The U.S. Supreme Court has strongly favored enforcement of provisions of arbitration agreements that prohibit workers from joining class actions, Garden said. “Given that record, the risks of attempting to invalidate an arbitration agreement are enormous,” she said.
Uber’s arbitration agreement is an “exception” that didn’t survive court review because it was found to be generally defective as a contract, she said.
Lyft settled with its drivers ahead of a hearing in San Francisco federal court on their bid for class-action status, a crucial milestone in the case. Uber’s case, before a different judge in the same courthouse, has already cleared that hurdle and is headed for trial in June.
“Unlike the case against Uber, where the court held Uber’s arbitration clause to be unenforceable, and therefore certified the case as a class action, we did not have the same arguments to make regarding Lyft’s arbitration clause and recognize that, because of it, it would be very difficult if not impossible, to pursue this case on a class basis as we are doing in the Uber case,” Liss-Riordan said in her statement.
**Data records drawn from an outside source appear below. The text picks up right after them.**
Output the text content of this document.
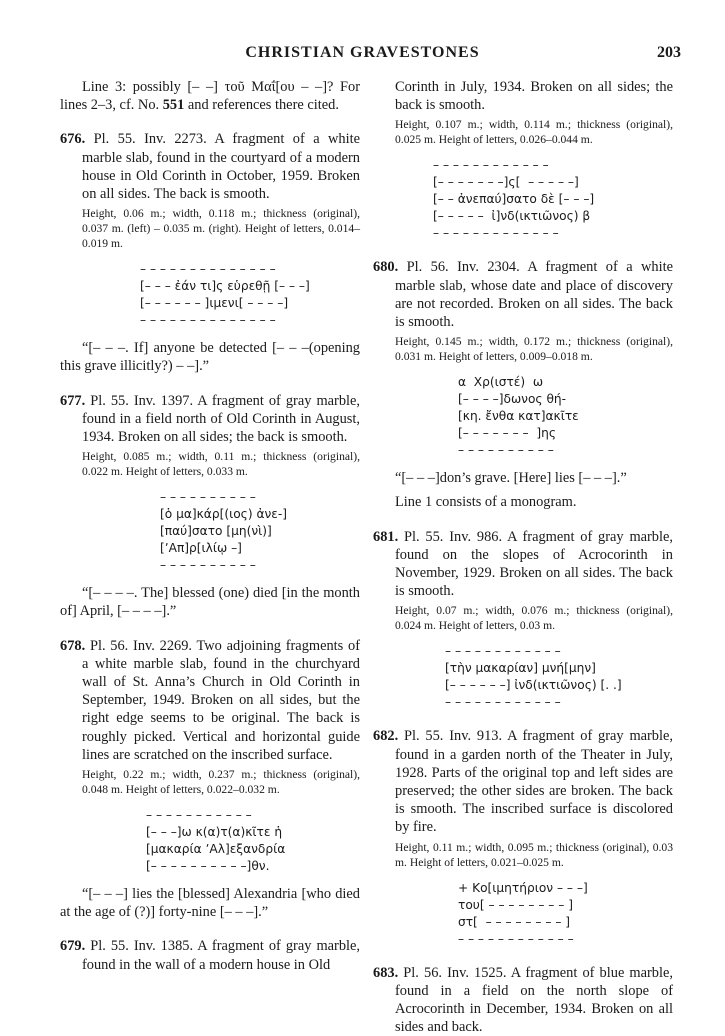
CHRISTIAN GRAVESTONES	203

Line 3: possibly [– –] τοῦ Μαΐ[ου – –]? For lines 2–3, cf. No. 551 and references there cited.

676. Pl. 55. Inv. 2273. A fragment of a white marble slab, found in the courtyard of a modern house in Old Corinth in October, 1959. Broken on all sides. The back is smooth.

Height, 0.06 m.; width, 0.118 m.; thickness (original), 0.037 m. (left) – 0.035 m. (right). Height of letters, 0.014–0.019 m.

– – – – – – – – – – – – – –
[– – – ἐάν τι]ς εὑρεθῇ [– – –]
[– – – – – – ]ιμενι[ – – – –]
– – – – – – – – – – – – – –

“[– – –. If] anyone be detected [– – –(opening this grave illicitly?) – –].”

677. Pl. 55. Inv. 1397. A fragment of gray marble, found in a field north of Old Corinth in August, 1934. Broken on all sides; the back is smooth.

Height, 0.085 m.; width, 0.11 m.; thickness (original), 0.022 m. Height of letters, 0.033 m.

– – – – – – – – – –
[ὁ μα]κάρ[(ιος) ἀνε-]
[παύ]σατο [μη(νὶ)]
[ʼΑπ]ρ[ιλίῳ –]
– – – – – – – – – –

“[– – – –. The] blessed (one) died [in the month of] April, [– – – –].”

678. Pl. 56. Inv. 2269. Two adjoining fragments of a white marble slab, found in the churchyard wall of St. Anna’s Church in Old Corinth in September, 1949. Broken on all sides, but the right edge seems to be original. The back is roughly picked. Vertical and horizontal guide lines are scratched on the inscribed surface.

Height, 0.22 m.; width, 0.237 m.; thickness (original), 0.048 m. Height of letters, 0.022–0.032 m.

– – – – – – – – – – –
[– – –]ω κ(α)τ(α)κῖτε ἡ
[μακαρία ʼΑλ]εξανδρία
[– – – – – – – – – –]θν.

“[– – –] lies the [blessed] Alexandria [who died at the age of (?)] forty-nine [– – –].”

679. Pl. 55. Inv. 1385. A fragment of gray marble, found in the wall of a modern house in Old

Corinth in July, 1934. Broken on all sides; the back is smooth.

Height, 0.107 m.; width, 0.114 m.; thickness (original), 0.025 m. Height of letters, 0.026–0.044 m.

– – – – – – – – – – – –
[– – – – – – –]ς[  – – – – –]
[– – ἀνεπαύ]σατο δὲ [– – –]
[– – – – –  ἰ]νδ(ικτιῶνος) β
– – – – – – – – – – – – –

680. Pl. 56. Inv. 2304. A fragment of a white marble slab, whose date and place of discovery are not recorded. Broken on all sides. The back is smooth.

Height, 0.145 m.; width, 0.172 m.; thickness (original), 0.031 m. Height of letters, 0.009–0.018 m.

α  Χρ(ιστέ)  ω
[– – – –]δωνος θή-
[κη. ἔνθα κατ]ακῖτε
[– – – – – – –  ]ης
– – – – – – – – – –

“[– – –]don’s grave. [Here] lies [– – –].”

Line 1 consists of a monogram.

681. Pl. 55. Inv. 986. A fragment of gray marble, found on the slopes of Acrocorinth in November, 1929. Broken on all sides. The back is smooth.

Height, 0.07 m.; width, 0.076 m.; thickness (original), 0.024 m. Height of letters, 0.03 m.

– – – – – – – – – – – –
[τὴν μακαρίαν] μνή[μην]
[– – – – – –] ἰνδ(ικτιῶνος) [. .]
– – – – – – – – – – – –

682. Pl. 55. Inv. 913. A fragment of gray marble, found in a garden north of the Theater in July, 1928. Parts of the original top and left sides are preserved; the other sides are broken. The back is smooth. The inscribed surface is discolored by fire.

Height, 0.11 m.; width, 0.095 m.; thickness (original), 0.03 m. Height of letters, 0.021–0.025 m.

+ Κο[ιμητήριον – – –]
του[ – – – – – – – – ]
στ[  – – – – – – – – ]
– – – – – – – – – – – –

683. Pl. 56. Inv. 1525. A fragment of blue marble, found in a field on the north slope of Acrocorinth in December, 1934. Broken on all sides and back.
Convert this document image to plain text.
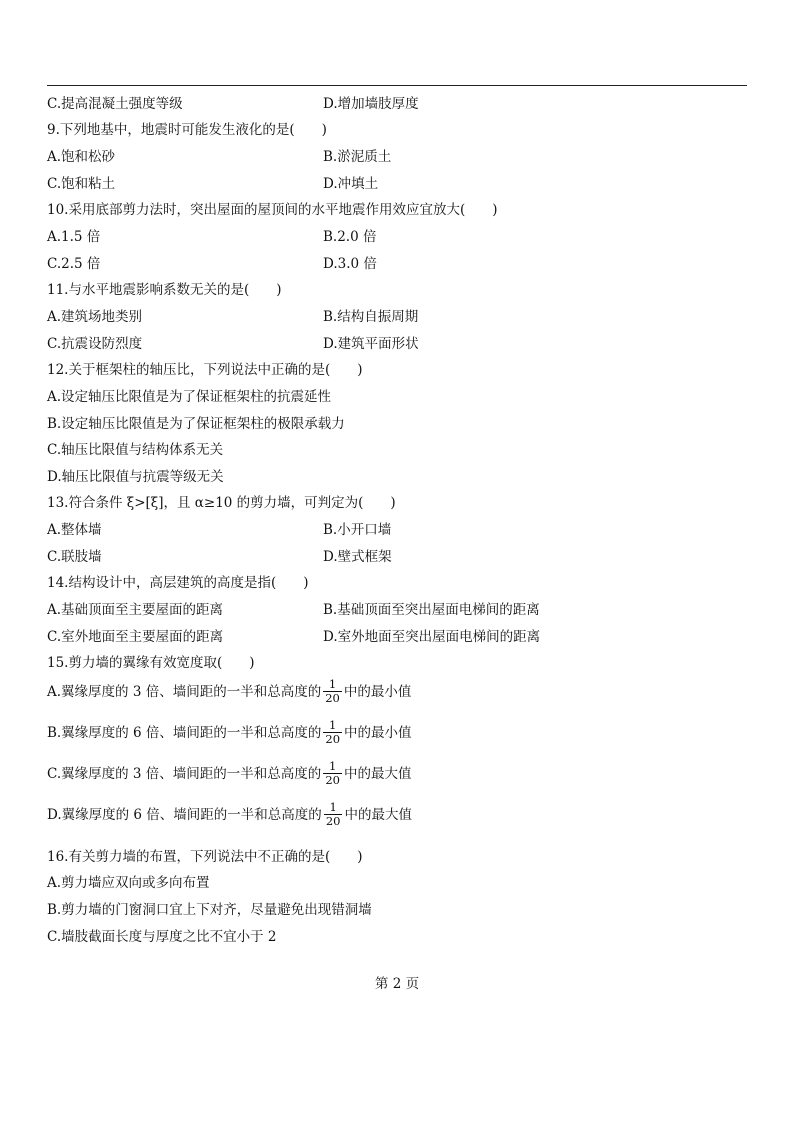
C.提高混凝土强度等级	D.增加墙肢厚度
9.下列地基中，地震时可能发生液化的是(　　)
A.饱和松砂	B.淤泥质土
C.饱和粘土	D.冲填土
10.采用底部剪力法时，突出屋面的屋顶间的水平地震作用效应宜放大(　　)
A.1.5 倍	B.2.0 倍
C.2.5 倍	D.3.0 倍
11.与水平地震影响系数无关的是(　　)
A.建筑场地类别	B.结构自振周期
C.抗震设防烈度	D.建筑平面形状
12.关于框架柱的轴压比，下列说法中正确的是(　　)
A.设定轴压比限值是为了保证框架柱的抗震延性
B.设定轴压比限值是为了保证框架柱的极限承载力
C.轴压比限值与结构体系无关
D.轴压比限值与抗震等级无关
13.符合条件 ξ>[ξ]，且 α≥10 的剪力墙，可判定为(　　)
A.整体墙	B.小开口墙
C.联肢墙	D.壁式框架
14.结构设计中，高层建筑的高度是指(　　)
A.基础顶面至主要屋面的距离	B.基础顶面至突出屋面电梯间的距离
C.室外地面至主要屋面的距离	D.室外地面至突出屋面电梯间的距离
15.剪力墙的翼缘有效宽度取(　　)
A.翼缘厚度的 3 倍、墙间距的一半和总高度的 $\frac{1}{20}$ 中的最小值
B.翼缘厚度的 6 倍、墙间距的一半和总高度的 $\frac{1}{20}$ 中的最小值
C.翼缘厚度的 3 倍、墙间距的一半和总高度的 $\frac{1}{20}$ 中的最大值
D.翼缘厚度的 6 倍、墙间距的一半和总高度的 $\frac{1}{20}$ 中的最大值
16.有关剪力墙的布置，下列说法中不正确的是(　　)
A.剪力墙应双向或多向布置
B.剪力墙的门窗洞口宜上下对齐，尽量避免出现错洞墙
C.墙肢截面长度与厚度之比不宜小于 2
第 2 页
As part of Lyft’s settlement, the company will revise its contract so that drivers can only be deactivated in specific circumstances and not for "any reason." Lyft will also pay fees and some costs stemming from arbitration claims brought by the company or drivers.
“Previously, Lyft drivers may have been required to split the bill for expensive arbitration proceedings,” Liss-Riordan said.
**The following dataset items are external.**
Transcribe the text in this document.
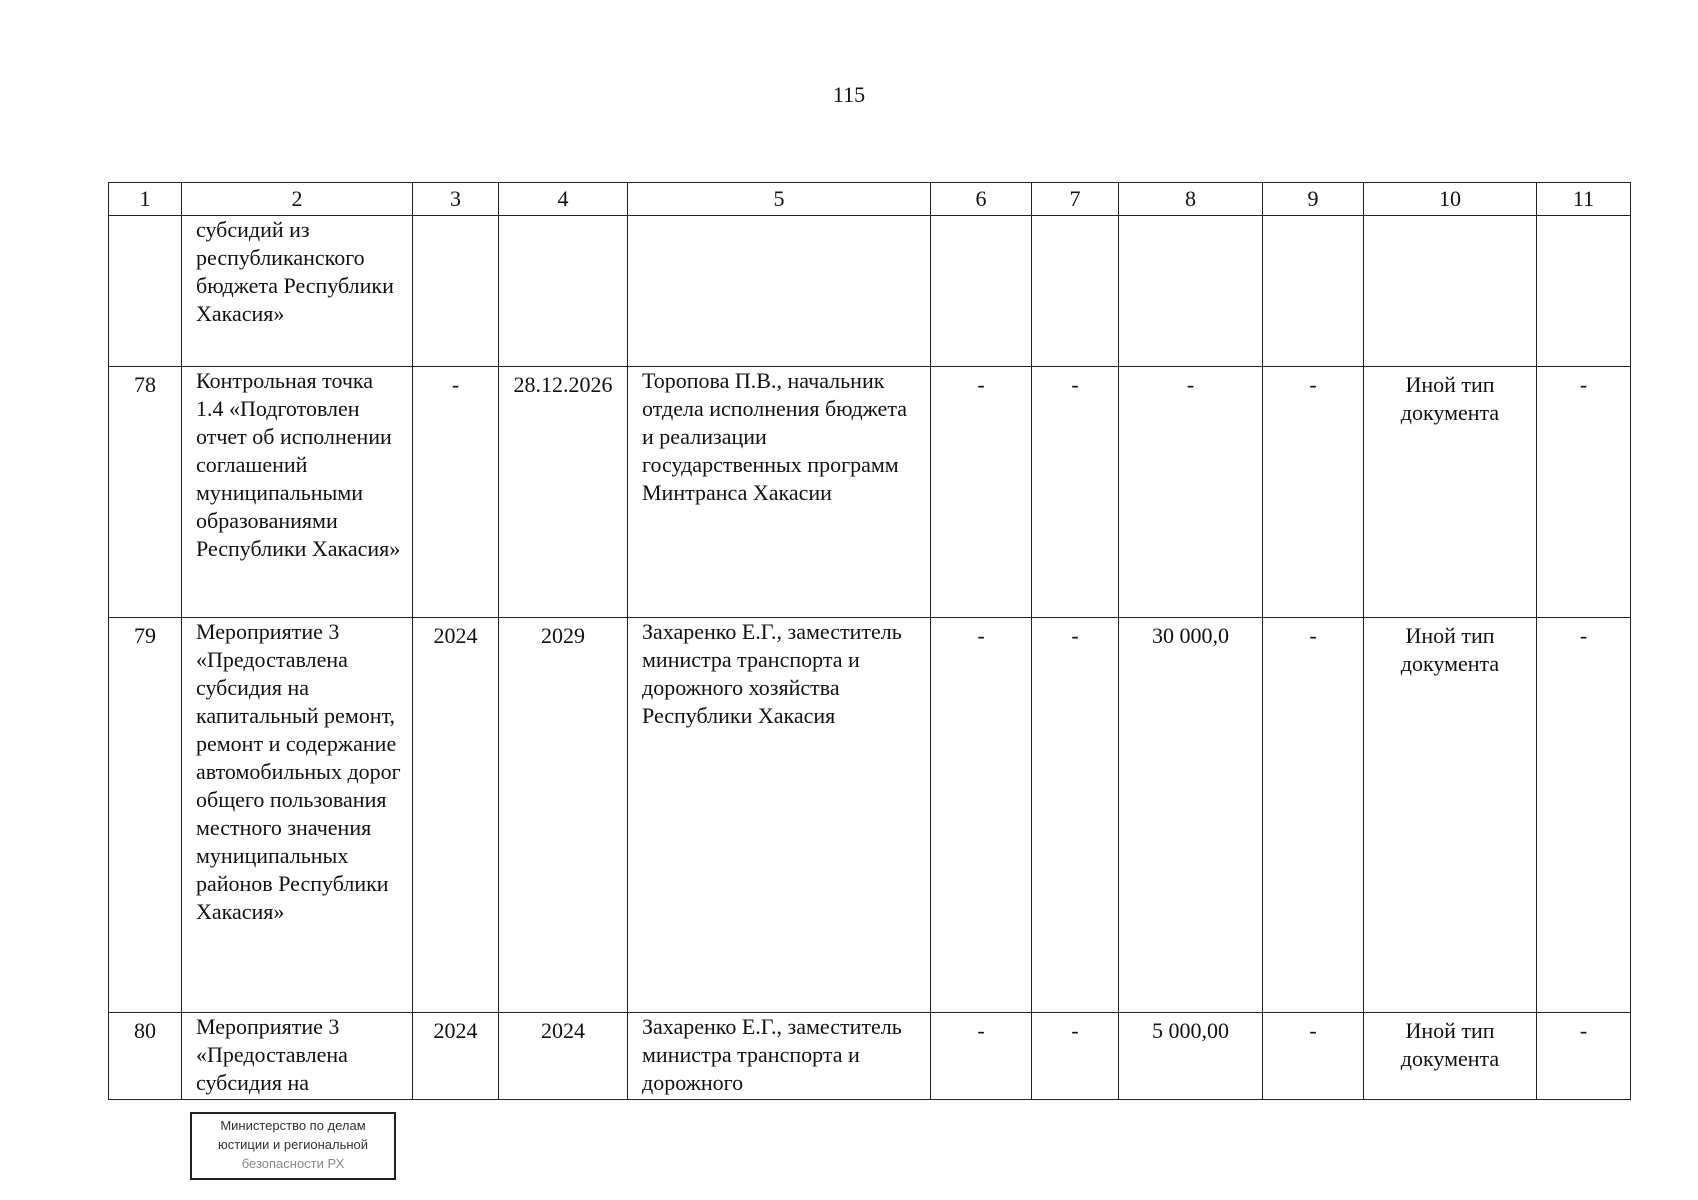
115
1	2	3	4	5	6	7	8	9	10	11
	субсидий из республиканского бюджета Республики Хакасия»									
78	Контрольная точка 1.4 «Подготовлен отчет об исполнении соглашений муниципальными образованиями Республики Хакасия»	-	28.12.2026	Торопова П.В., начальник отдела исполнения бюджета и реализации государственных программ Минтранса Хакасии	-	-	-	-	Иной тип документа	-
79	Мероприятие 3 «Предоставлена субсидия на капитальный ремонт, ремонт и содержание автомобильных дорог общего пользования местного значения муниципальных районов Республики Хакасия»	2024	2029	Захаренко Е.Г., заместитель министра транспорта и дорожного хозяйства Республики Хакасия	-	-	30 000,0	-	Иной тип документа	-
80	Мероприятие 3 «Предоставлена субсидия на	2024	2024	Захаренко Е.Г., заместитель министра транспорта и дорожного	-	-	5 000,00	-	Иной тип документа	-
Министерство по делам
юстиции и региональной
безопасности РХ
Lyft said it recently signed onto a set of principles, along with leaders of other sharing economy companies, aimed at “preserving flexibility while also providing greater economic security” for workers.
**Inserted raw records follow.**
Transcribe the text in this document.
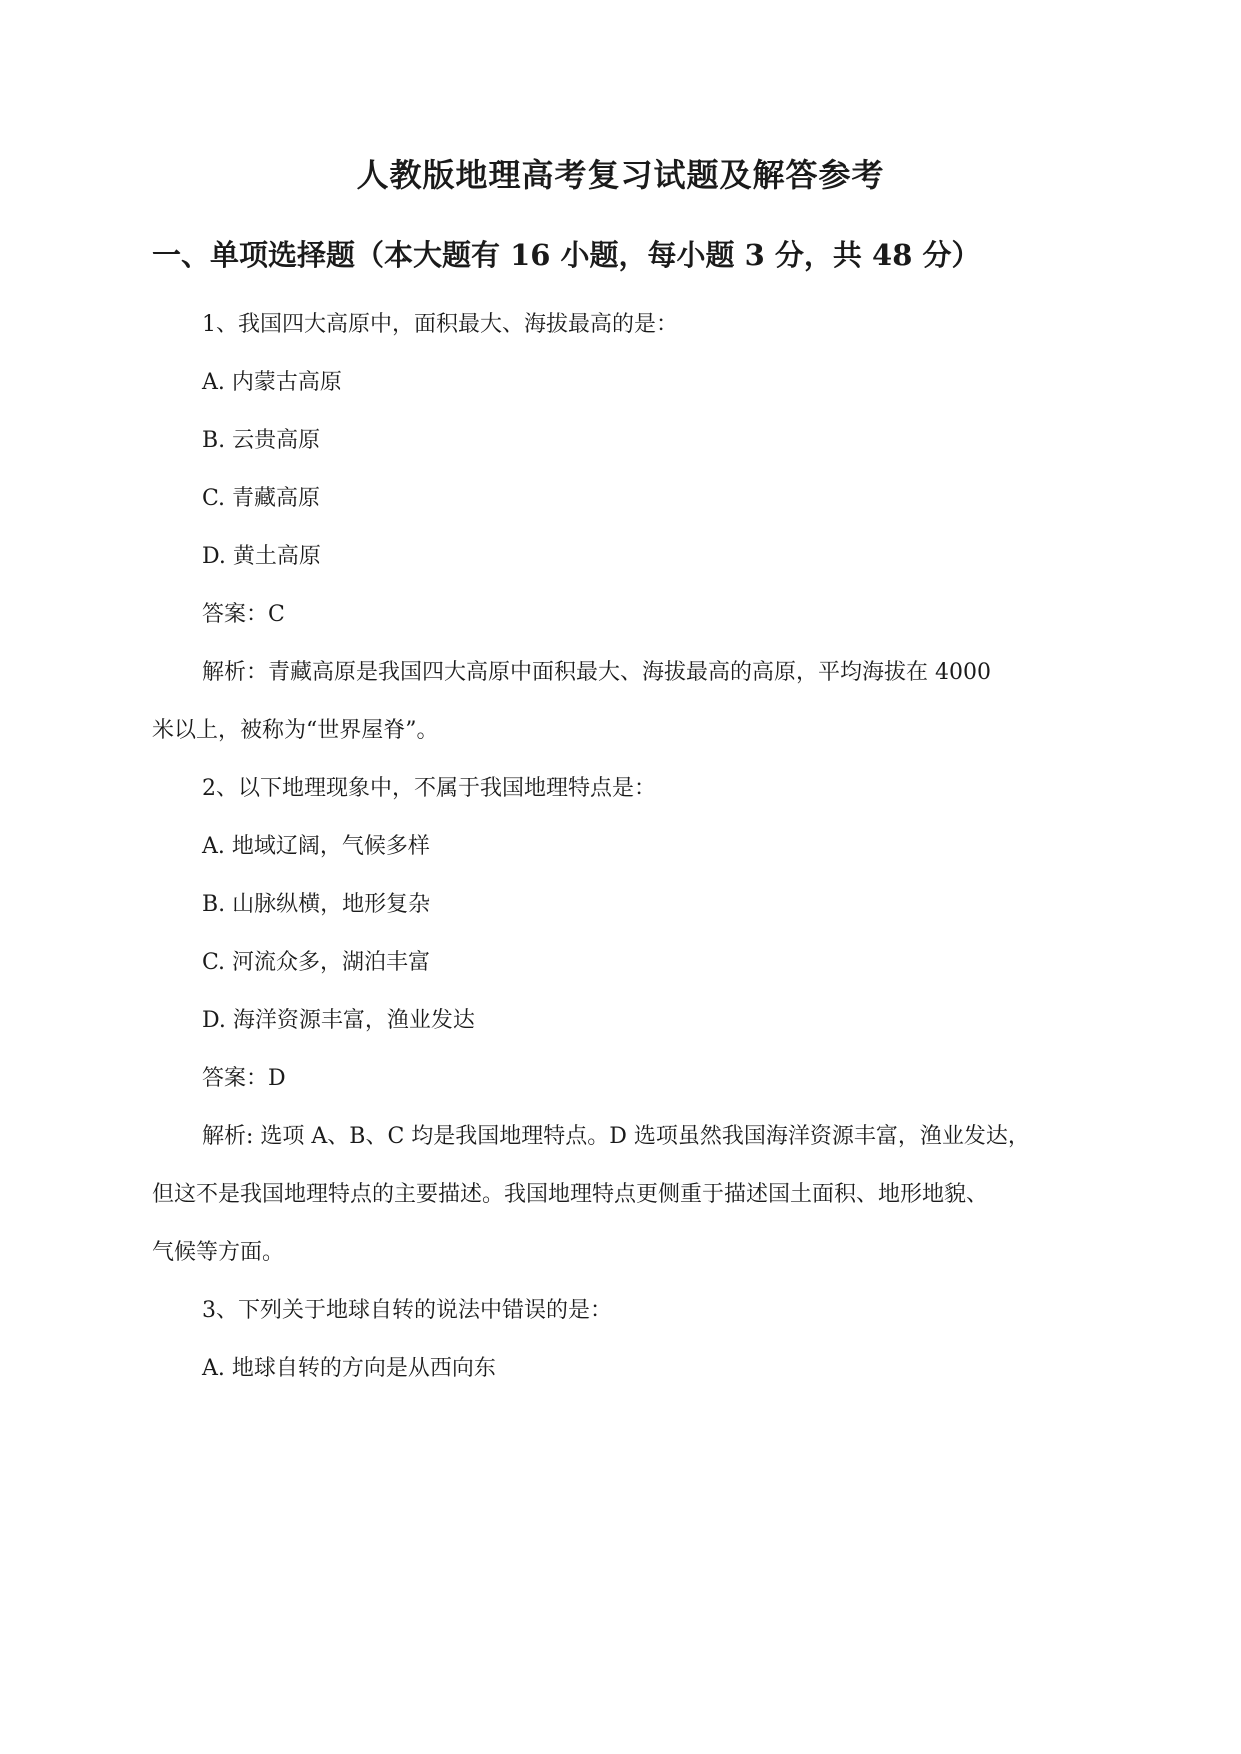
人教版地理高考复习试题及解答参考
一、单项选择题（本大题有 16 小题，每小题 3 分，共 48 分）
1、我国四大高原中，面积最大、海拔最高的是：
A. 内蒙古高原
B. 云贵高原
C. 青藏高原
D. 黄土高原
答案：C
解析：青藏高原是我国四大高原中面积最大、海拔最高的高原，平均海拔在 4000
米以上，被称为“世界屋脊”。
2、以下地理现象中，不属于我国地理特点是：
A. 地域辽阔，气候多样
B. 山脉纵横，地形复杂
C. 河流众多，湖泊丰富
D. 海洋资源丰富，渔业发达
答案：D
解析: 选项 A、B、C 均是我国地理特点。D 选项虽然我国海洋资源丰富，渔业发达，
但这不是我国地理特点的主要描述。我国地理特点更侧重于描述国土面积、地形地貌、
气候等方面。
3、下列关于地球自转的说法中错误的是：
A. 地球自转的方向是从西向东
Kristin Sverchek, general counsel at Lyft, said in a statement that apart from the settlement, the company will consider offering “portable benefits” in an attempt to balance drivers’ “cherished” independence with providing them a “safety net.”
Liss-Riordan said that while Lyft and other companies have yet to explain specifically what those benefits are, “at least they are talking about trying to do something better for the workers.”
The attorney said she hears far more complaining from Uber drivers about being mistreated by the company -- “cutting fares without their input, shortchanging them on pay they are owed, and deactivating them for no reason or no legitimate reason.”
“We have not been hearing so many concerns from Lyft drivers, which leads us to believe that Lyft is treating its drivers with more respect than Uber is treating its drivers,” Liss-Riordan said Wednesday in a statement.
“Although this difference does not speak to whether either company has rightly or wrongly chosen to classify its drivers as independent contractors instead of employees, it cements our belief that far more Uber drivers than Lyft drivers are anxious for us to continue pursuing these misclassification claims against Uber,” she added.
Uber declined to comment on Liss-Riordan’s statement.
Uber is appealing the ruling that invalidated its arbitration agreement with drivers and on Wednesday lost one of its requests to put the lawsuit on hold during the appeal. A victory for the Uber drivers at trial threatens to upend the company’s business model and cut into its more than $60 billion valuation.
The Lyft case is Cotter v. Lyft Inc., 13-cv-04065, U.S. District Court, Northern District of California (San Francisco). The Uber case is O’Connor v. Uber Technologies Inc., 13-cv-03826, U.S. District Court, Northern District of California (San Francisco).